On top of learning about the world around them through Barbie and telenovelas, the convergence of these two pop culture icons also brought about self-discovery. 26-year-old sound editor Nicole Watlington never saw herself as a “doll kind of girl.” Barbie was the exception. “For some reason I liked Barbies. I never wanted to model my appearance after a Barbie or anything like that. I liked that I had the power to create little narratives and that they’ve sort of looked like the celebrities I was consuming on TV.” She would take her Ken doll everywhere, would wash his hair with real shampoo and conditioner. And he would always host the mansion parties she loved to throw. 

Watlington would catch snippets of novelas at her grandma’s house. “Re-enacting these situations was a way for me to live that teenage drama that I was consuming. I desperately tried to be a teenager, so I crafted my own fantasies through the dolls.” She explains when you’re a kid, you barely have any control and even asking questions might get you shut down. Through her Barbies, she could express her curiosities in a safe space she created. This included the realization of her own sexuality. “There’s a reason why I almost always went for a Ken just like I always wanted to be the husband whenever I played with friends and there was a marriage involved. In my head, it was the only way I could pretend I was dating Barbie. Again, there’s this sense of control. Like, it’s ok that I want this because I’m channeling that through Ken.”

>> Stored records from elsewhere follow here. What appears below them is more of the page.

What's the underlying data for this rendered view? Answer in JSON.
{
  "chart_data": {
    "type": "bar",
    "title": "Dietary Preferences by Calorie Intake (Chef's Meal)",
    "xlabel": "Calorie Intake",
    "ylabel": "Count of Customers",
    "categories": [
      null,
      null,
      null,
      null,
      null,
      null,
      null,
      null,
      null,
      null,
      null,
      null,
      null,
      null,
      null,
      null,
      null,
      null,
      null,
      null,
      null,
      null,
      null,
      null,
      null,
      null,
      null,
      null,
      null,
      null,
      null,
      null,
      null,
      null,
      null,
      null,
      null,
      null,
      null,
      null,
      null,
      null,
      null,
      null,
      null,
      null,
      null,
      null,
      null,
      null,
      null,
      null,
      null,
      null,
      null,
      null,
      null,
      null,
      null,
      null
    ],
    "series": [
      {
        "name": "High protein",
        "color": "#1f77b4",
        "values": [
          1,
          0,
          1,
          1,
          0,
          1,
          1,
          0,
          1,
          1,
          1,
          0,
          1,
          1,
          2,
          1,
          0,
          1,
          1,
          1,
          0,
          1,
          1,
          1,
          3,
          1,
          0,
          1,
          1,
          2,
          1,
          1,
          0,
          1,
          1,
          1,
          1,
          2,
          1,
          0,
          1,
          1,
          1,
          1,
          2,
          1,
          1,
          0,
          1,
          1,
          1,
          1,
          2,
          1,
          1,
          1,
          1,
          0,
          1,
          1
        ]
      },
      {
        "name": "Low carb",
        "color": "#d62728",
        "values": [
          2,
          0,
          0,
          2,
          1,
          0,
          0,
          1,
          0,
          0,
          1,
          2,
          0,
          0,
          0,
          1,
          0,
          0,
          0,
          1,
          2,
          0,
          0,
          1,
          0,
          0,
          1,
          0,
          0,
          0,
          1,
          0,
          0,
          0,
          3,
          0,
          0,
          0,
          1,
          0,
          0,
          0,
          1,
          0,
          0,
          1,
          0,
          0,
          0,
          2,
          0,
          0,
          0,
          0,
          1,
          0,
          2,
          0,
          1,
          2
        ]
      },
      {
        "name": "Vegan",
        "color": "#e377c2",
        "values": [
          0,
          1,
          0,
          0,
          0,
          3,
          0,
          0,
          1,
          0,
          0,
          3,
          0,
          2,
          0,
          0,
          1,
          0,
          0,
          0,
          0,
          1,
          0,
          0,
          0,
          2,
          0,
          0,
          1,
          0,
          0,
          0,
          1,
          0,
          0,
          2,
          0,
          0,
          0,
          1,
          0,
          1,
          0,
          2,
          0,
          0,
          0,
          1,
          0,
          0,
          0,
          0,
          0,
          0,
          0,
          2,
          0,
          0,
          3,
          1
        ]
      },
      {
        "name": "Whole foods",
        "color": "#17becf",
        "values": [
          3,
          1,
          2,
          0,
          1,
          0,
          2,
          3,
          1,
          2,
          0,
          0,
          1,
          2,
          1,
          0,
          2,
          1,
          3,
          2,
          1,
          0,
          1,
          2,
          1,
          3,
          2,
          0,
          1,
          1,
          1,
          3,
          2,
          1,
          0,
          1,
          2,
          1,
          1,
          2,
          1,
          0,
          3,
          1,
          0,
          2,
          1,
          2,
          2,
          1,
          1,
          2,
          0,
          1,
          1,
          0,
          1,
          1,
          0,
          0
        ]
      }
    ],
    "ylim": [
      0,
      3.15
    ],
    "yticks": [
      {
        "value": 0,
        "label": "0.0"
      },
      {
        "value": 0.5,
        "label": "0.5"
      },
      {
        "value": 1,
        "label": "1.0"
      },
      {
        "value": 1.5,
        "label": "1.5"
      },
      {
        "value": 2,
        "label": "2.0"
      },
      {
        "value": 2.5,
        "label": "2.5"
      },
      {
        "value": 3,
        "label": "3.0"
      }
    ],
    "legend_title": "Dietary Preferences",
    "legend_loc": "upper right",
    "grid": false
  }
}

Control was also a big theme for Miriam Santana, an English PhD student at UT Austin. “That was the space where I could determine the story that I created. I was the puppeteer,” she said when asked about why she chose to re-enact novelas with her Barbies. Growing up undocumented in a small one-bedroom with four other people, everything else was just about survival. “I remember I played the most with my Barbies when we were in the most difficult financial situation,” Santana recalls that her parents were proud to buy her all the nicest Barbies as their way to provide a small taste of a lifestyle they weren’t able to afford. Though of course, her Barbie stories included infidelity and sex, they also enacted a realization of class that most of her other classmates and friends in Santa Clarita didn’t have. Telenovelas also were a part of this early education on disparity. “We’re watching what my parents want to watch, and that was the novelas. For me, what drew me was always the romance but with MariMar I was fascinated by class. I don’t even know if 5-year-olds should be thinking about class and love in that way but the novelas sure took that out of me.”

With Greta Gerwig’s Barbie, the doll has once again captured the imaginations of people all over the world. Her hot pink brand has come back during an age where people are reconceptualizing their relationships with all things girly. For Latinas, the combination of Barbie and telenovelas allowed us to navigate the world of sex and love in ways that made sense to us. And although we know little of Barbie the hype surrounding the movie has given us permission to go back to that vulnerable place of childhood. To a place where we are able to once again express ourselves in imaginative and hyper-feminine ways and exist through the act of creation.